Size of .git folder order of magnitude greater than committed files-CodePudding

I have a folder project with large number of files and subfolders. I have created a repository of this folder via git init to obtain the folder structure below.

project
    --- .git/
    --- large number of files and folders .gitignore'd
    --- very few text and related files not under .gitignore
    --- .gitignore

The very first (and thus far only) commit in the repository only contained a few text and related files not .gitignore'd.

The raw size of the committed files on my disk (working tree) is just a few kilobytes.

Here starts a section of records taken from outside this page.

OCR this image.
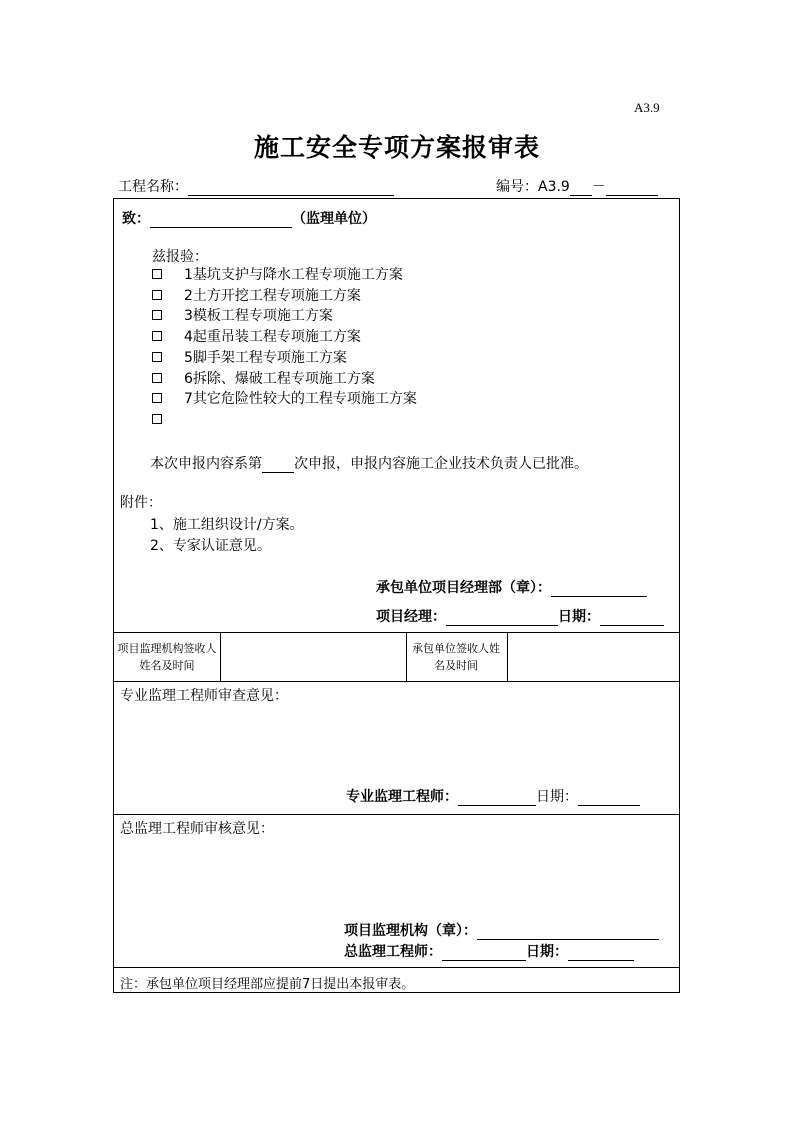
A3.9
施工安全专项方案报审表
工程名称：	编号：A3.9 －
致：	（监理单位）
兹报验：
1基坑支护与降水工程专项施工方案
2土方开挖工程专项施工方案
3模板工程专项施工方案
4起重吊装工程专项施工方案
5脚手架工程专项施工方案
6拆除、爆破工程专项施工方案
7其它危险性较大的工程专项施工方案
本次申报内容系第 次申报，申报内容施工企业技术负责人已批准。
附件：
1、施工组织设计/方案。
2、专家认证意见。
承包单位项目经理部（章）：
项目经理：	日期：
项目监理机构签收人姓名及时间
承包单位签收人姓名及时间
专业监理工程师审查意见：
专业监理工程师：	日期：
总监理工程师审核意见：
项目监理机构（章）：
总监理工程师：	日期：
注：承包单位项目经理部应提前7日提出本报审表。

More specifically, the committed files are:

3 .tex files of total size 9 KB
4 .lyx files of total size 32 KB
1 .gitignore file of size 1 KB
3 other .txt files of total size 4 KB

Yet, at this stage, the raw size of the .git folder is 84 MB. The size of the project folder itself is around 5 GB, most of which are .gitignore'd.

Is there a way I can try to figure out what is causing this large gap between the actual committed files and the size of the .git folder?

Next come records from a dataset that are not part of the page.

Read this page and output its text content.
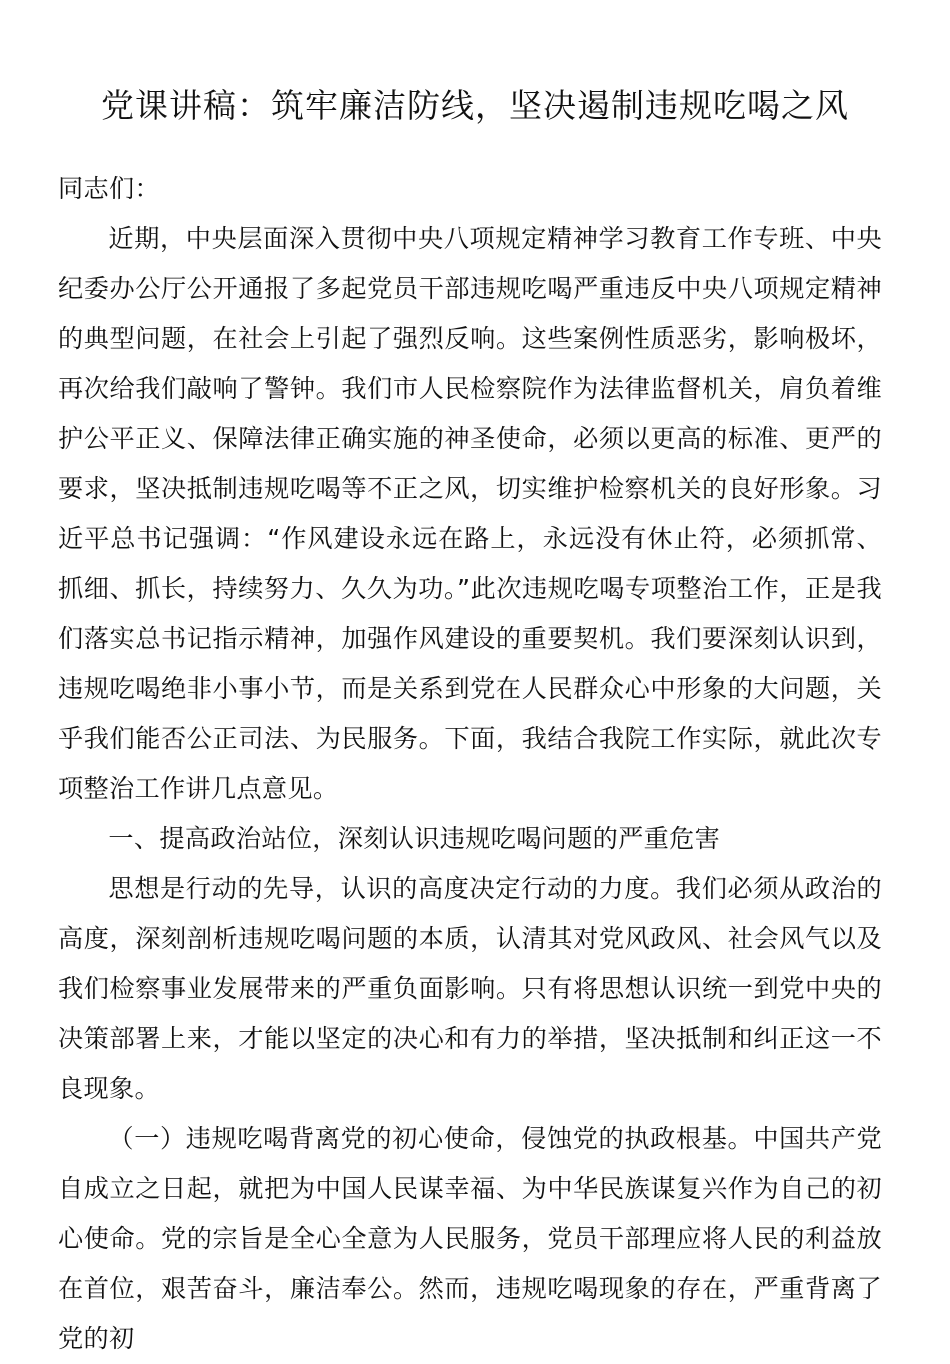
党课讲稿：筑牢廉洁防线，坚决遏制违规吃喝之风

同志们：

近期，中央层面深入贯彻中央八项规定精神学习教育工作专班、中央纪委办公厅公开通报了多起党员干部违规吃喝严重违反中央八项规定精神的典型问题，在社会上引起了强烈反响。这些案例性质恶劣，影响极坏，再次给我们敲响了警钟。我们市人民检察院作为法律监督机关，肩负着维护公平正义、保障法律正确实施的神圣使命，必须以更高的标准、更严的要求，坚决抵制违规吃喝等不正之风，切实维护检察机关的良好形象。习近平总书记强调：“作风建设永远在路上，永远没有休止符，必须抓常、抓细、抓长，持续努力、久久为功。”此次违规吃喝专项整治工作，正是我们落实总书记指示精神，加强作风建设的重要契机。我们要深刻认识到，违规吃喝绝非小事小节，而是关系到党在人民群众心中形象的大问题，关乎我们能否公正司法、为民服务。下面，我结合我院工作实际，就此次专项整治工作讲几点意见。

一、提高政治站位，深刻认识违规吃喝问题的严重危害

思想是行动的先导，认识的高度决定行动的力度。我们必须从政治的高度，深刻剖析违规吃喝问题的本质，认清其对党风政风、社会风气以及我们检察事业发展带来的严重负面影响。只有将思想认识统一到党中央的决策部署上来，才能以坚定的决心和有力的举措，坚决抵制和纠正这一不良现象。

（一）违规吃喝背离党的初心使命，侵蚀党的执政根基。中国共产党自成立之日起，就把为中国人民谋幸福、为中华民族谋复兴作为自己的初心使命。党的宗旨是全心全意为人民服务，党员干部理应将人民的利益放在首位，艰苦奋斗，廉洁奉公。然而，违规吃喝现象的存在，严重背离了党的初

CodePudding user response：

If you made a prior commit with many more files, and then re-wrote it, the commit is still in the repo until it is garbage collected. But I'll take your word for it that you didn't do that:

The very first (and thus far only) commit in the repository only contained a few text and related files not .gitignore'd.

Therefore, the simplest explanation for this is that you staged a large number of files before getting your .gitignore file setup properly. Even staging files without committing them will take up space in the repository, at least temporarily. You can easily prove this is the cause with the prune command:

git prune -n # dry run, show what would be removed
# and to actually do it
git prune

Then check your repo size again.

Side Note: under normal circumstances you don't need to run the prune command because it happens automatically during garbage collection, however the prune default is 2 weeks. So if you wish to use gc to force a full pruning, then you could use:

git gc --prune=now

Side Side Note: I always advise people to commit early and often, because if they ever really mess something up, they can traverse their reflog to find old unreachable commits to recover lost (but previously committed) work. Since by default even unpacked objects sit around for 2 weeks, you could potentially recover files that were only staged in the last 2 weeks but never committed.